In this week’s article ‘Competing through organizational agility’, Professor Donald Sull talks about three types of agility that will enable a company to succeed in turbulent times: Strategic Agility, Portfolio Agility and Operational Agility. He mentions that operational agility allows a company to “exploit opportunities within a focused business model.” In his blog available at http://blogs.ft.com/donsullblog/2010/01/27/operational-agility-at-toyota/ the professor cites the example of Toyota and how it has employed operational agility to “create economic value and do so more quickly than rivals.” Opportunities create economic value by either increasing the customer’s willingness to pay or by decreasing costs.
Toyota’s success as a global leader in the automobile industry has been attributed to its lean production system. The system has enabled Toyota to be highly flexible and respond quickly to the emerging needs of its customers. The system reduces costs by identifying activities that do not add any value to the customer. The company has managed to foresee its customer’s needs and preferences and responded by coming up with new car models. In 1960s Toyota introduced the high quality Corolla and Corona cars since customers were vexed with quality issues and unreliability in other cars. It also anticipated the need for a high quality luxury car in 1989 and launched the Lexus. It was during this time that Chrysler and Cadillac were declining. When environmental issues were a huge concern for many customers, Toyota launched the Prius – a very fuel efficient electric car.
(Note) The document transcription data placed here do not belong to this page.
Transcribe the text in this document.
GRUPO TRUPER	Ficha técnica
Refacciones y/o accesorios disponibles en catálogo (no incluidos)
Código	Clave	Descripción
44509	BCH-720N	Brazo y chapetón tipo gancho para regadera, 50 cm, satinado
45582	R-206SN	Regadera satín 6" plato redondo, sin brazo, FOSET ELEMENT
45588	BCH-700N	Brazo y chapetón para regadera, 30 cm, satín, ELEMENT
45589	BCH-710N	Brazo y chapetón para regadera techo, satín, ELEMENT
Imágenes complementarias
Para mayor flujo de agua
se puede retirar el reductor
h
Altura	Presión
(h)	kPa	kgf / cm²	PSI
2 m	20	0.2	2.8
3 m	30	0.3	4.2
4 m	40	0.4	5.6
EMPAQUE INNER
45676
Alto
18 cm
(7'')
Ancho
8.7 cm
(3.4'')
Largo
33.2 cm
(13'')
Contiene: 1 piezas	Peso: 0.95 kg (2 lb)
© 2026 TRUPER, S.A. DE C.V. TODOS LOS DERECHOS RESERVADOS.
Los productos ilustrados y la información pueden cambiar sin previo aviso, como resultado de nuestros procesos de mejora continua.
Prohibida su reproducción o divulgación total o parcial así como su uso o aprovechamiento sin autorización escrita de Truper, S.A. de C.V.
Apart from anticipating customer needs and reducing non value adding activities, Toyota has demonstrated operational agility by exploiting opportunities to increase revenue and lower costs not only during an economic downturn but throughout the economic cycle. Many companies cut costs during a recession and strive to increase revenues during a boom. Toyota has maintained its “cost discipline” during both an economic downturn and boom. During a boom it has tried to minimize costs and has looked for opportunities to increase revenues during an economic downturn.
Toyota has thus leveraged both the opportunities to create economic value and emerged as a market leader in the automobile industry.If operational, strategic and portfolio agility had been adopted by companies could they have sailed smoothly through the economic crisis of 2008?